Robust EBITDA/tonne of INR 1,084
With overall cost per tonne at INR 2,829 declining 3% Q-o-Q, EBITDA/tonne was
an impressive INR 1,084, up 74% Q-o-Q. With negligible clinker purchase from
external sources during the quarter, raw material cost dipped 6% Q-o-Q per
tonne. Power & fuel cost, at INR 854/tonne, declined 3.5% Q-o-Q on account of
low cost coal inventory and increased efficiencies from new plants.
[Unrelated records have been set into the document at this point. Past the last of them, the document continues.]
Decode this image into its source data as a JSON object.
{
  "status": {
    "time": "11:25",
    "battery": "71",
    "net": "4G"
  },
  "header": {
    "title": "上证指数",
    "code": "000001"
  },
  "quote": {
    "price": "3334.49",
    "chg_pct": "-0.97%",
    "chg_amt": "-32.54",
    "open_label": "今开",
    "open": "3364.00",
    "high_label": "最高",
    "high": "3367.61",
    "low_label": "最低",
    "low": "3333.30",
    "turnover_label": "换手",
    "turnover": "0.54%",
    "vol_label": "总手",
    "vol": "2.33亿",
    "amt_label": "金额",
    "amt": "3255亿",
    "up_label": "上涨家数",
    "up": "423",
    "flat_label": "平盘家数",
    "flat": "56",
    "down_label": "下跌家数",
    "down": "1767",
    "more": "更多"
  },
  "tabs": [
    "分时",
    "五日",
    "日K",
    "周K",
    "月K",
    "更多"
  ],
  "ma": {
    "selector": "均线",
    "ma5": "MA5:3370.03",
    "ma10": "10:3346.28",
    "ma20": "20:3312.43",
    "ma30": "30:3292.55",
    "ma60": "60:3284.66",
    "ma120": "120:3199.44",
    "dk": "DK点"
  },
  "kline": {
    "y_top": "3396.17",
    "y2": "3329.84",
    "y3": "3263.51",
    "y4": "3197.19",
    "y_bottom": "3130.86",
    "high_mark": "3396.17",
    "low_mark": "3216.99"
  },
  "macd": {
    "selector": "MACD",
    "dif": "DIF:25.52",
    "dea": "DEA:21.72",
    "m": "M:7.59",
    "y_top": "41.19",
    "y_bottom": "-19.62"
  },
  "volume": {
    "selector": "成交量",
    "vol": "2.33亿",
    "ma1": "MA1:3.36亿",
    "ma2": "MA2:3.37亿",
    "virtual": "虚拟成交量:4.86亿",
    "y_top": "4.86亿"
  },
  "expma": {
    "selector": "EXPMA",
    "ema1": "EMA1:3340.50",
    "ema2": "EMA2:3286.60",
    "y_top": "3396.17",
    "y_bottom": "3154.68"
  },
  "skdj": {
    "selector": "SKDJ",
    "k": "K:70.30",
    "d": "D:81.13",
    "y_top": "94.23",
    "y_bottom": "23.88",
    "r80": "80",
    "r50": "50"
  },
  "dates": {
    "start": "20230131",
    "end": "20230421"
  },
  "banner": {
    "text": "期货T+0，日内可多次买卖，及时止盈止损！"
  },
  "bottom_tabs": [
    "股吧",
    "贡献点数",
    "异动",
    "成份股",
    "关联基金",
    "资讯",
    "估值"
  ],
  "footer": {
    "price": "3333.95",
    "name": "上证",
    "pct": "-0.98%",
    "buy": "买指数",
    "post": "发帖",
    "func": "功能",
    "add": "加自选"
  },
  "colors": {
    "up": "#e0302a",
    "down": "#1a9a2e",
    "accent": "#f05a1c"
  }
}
Factoring the
30% increase in the cost of domestic coal and 16% Q-o-Q increase in cost of
imported coal, we expect power & fuel cost at INR 1,035/tonne for CY11, up
21% from Q1CY11.
Expansion update
ACL is yet to place order for the proposed 2.2 mtpa clinkerisation project in
Rajasthan.
Outlook and valuations: Expensive; maintain ‘REDUCE’
With visible benefits of production discipline in Q4FY11, we expect companies to
be rational and estimate firm pricing environment over the next two years.
However, at CMP, the stock trades at expensive valuations of 8.9x CY12E
EV/EBITDA. We maintain ‘REDUCE’ recommendation on the stock with ‘Sector
Underperformer’ rating. We value the stock at 7.3x CY12E EV/EBITDA
(average one-year forward EV/EBITDA for past 10 years), which leads to a price
target of INR 133 per share, implying 16% downside potential.